Holding Onto Customers
Neil Saunders, managing director of GlobalData, in a note on Thursday was upbeat about Kroger's third-quarter results.
"Kroger continues to deliver strong top-line numbers with overall sales growth of 7.3%, and growth of 6.4% when fuel sales are excluded," Saunders said. "Pleasingly, there has been a progressive strengthening of the numbers as this fiscal year has progressed and while some of this is down to inflation and higher prices, it also underlines that Kroger is largely holding onto market and customer share in a much tougher market where consumers are shopping around more to save money."
He did voice reservations and concerns over the pending merger with Albertsons.
"As much as Kroger is working well as a standalone business, its desire to push ahead with the Albertsons' merger reflects a desire for increased scale in a market that remains very competitive," Saunders said. "The deal looks solid on paper, although there are many downside problems not least from political and regulatory concerns. We see logic in a larger, combined entity, especially from a cost and economies of scale point of view. However, there is a big risk in the distractions and complexities of merging two giant corporations."
Kroger reported its digital sales rose 10% in the third quarter. The grocer has been expanding its footprint, even into areas where it doesn't have actual stores, by creating a network of fulfillment centers that incorporates advanced robotics and automation to deliver food and household goods to customers.
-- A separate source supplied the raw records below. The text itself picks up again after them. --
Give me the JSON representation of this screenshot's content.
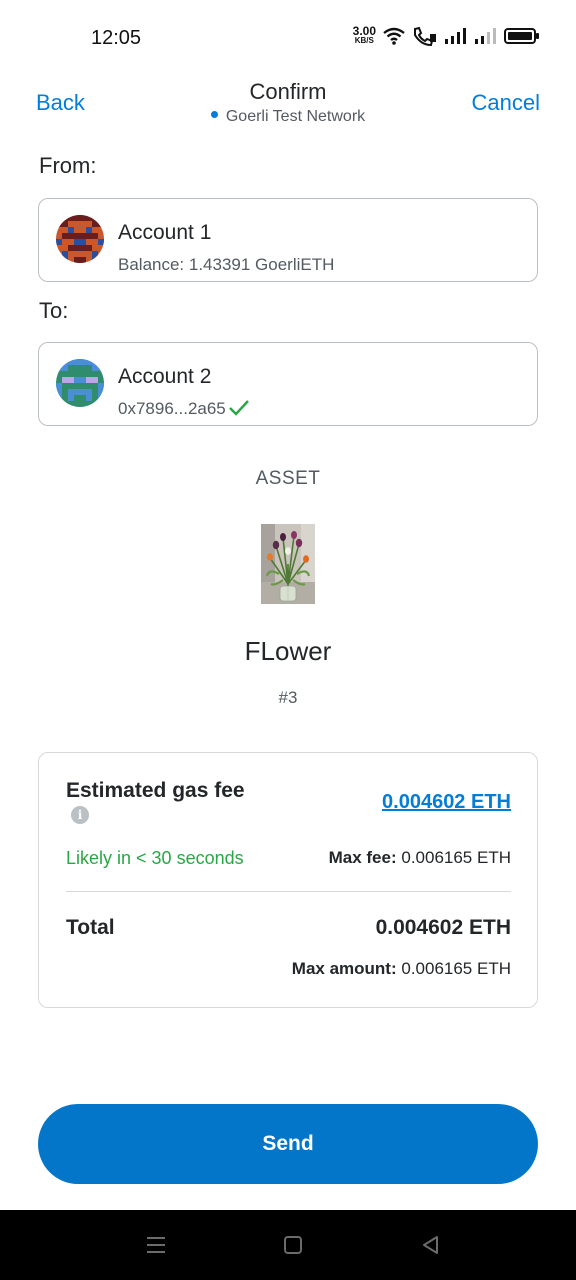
{
  "status_bar": {
    "time": "12:05",
    "net_speed_value": "3.00",
    "net_speed_unit": "KB/S",
    "icons": [
      "wifi-icon",
      "volte-call-icon",
      "signal-icon",
      "signal-icon",
      "battery-icon"
    ]
  },
  "header": {
    "back_label": "Back",
    "title": "Confirm",
    "network": "Goerli Test Network",
    "cancel_label": "Cancel"
  },
  "from": {
    "label": "From:",
    "account_name": "Account 1",
    "balance": "Balance: 1.43391 GoerliETH"
  },
  "to": {
    "label": "To:",
    "account_name": "Account 2",
    "address": "0x7896...2a65"
  },
  "asset": {
    "label": "ASSET",
    "name": "FLower",
    "token_id": "#3"
  },
  "gas": {
    "title": "Estimated gas fee",
    "value": "0.004602 ETH",
    "likely": "Likely in < 30 seconds",
    "max_fee_label": "Max fee:",
    "max_fee_value": "0.006165 ETH",
    "total_label": "Total",
    "total_value": "0.004602 ETH",
    "max_amount_label": "Max amount:",
    "max_amount_value": "0.006165 ETH"
  },
  "send_label": "Send",
  "colors": {
    "accent": "#037dd6",
    "send_button": "#0376c9",
    "success": "#28a745"
  }
}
Kroger's partner in those facilities is Ocado Group, a technology company based in the United Kingdom.
"As much as Kroger is strong on the food it offers, it also has growing strength in how it sells those products thanks to its ongoing investments in digital," Saunders said. "This quarter, online sales grew by a solid 10% — the second period when growth has been positive after a hiatus when Kroger was lapping very elevated sales from the prior year that were driven by pandemic trends."
He added that "a lot of this [comes] down to Kroger’s proactivity in the digital space including its relatively new Boost fee-based membership program, which offers benefits such as free delivery. Sign-ups to the new scheme have been solid and there is a very good uplift in orders and spending from households who have joined. Availability of online services has also improved as the delivery network is expanded and more Ocado warehouses come on stream."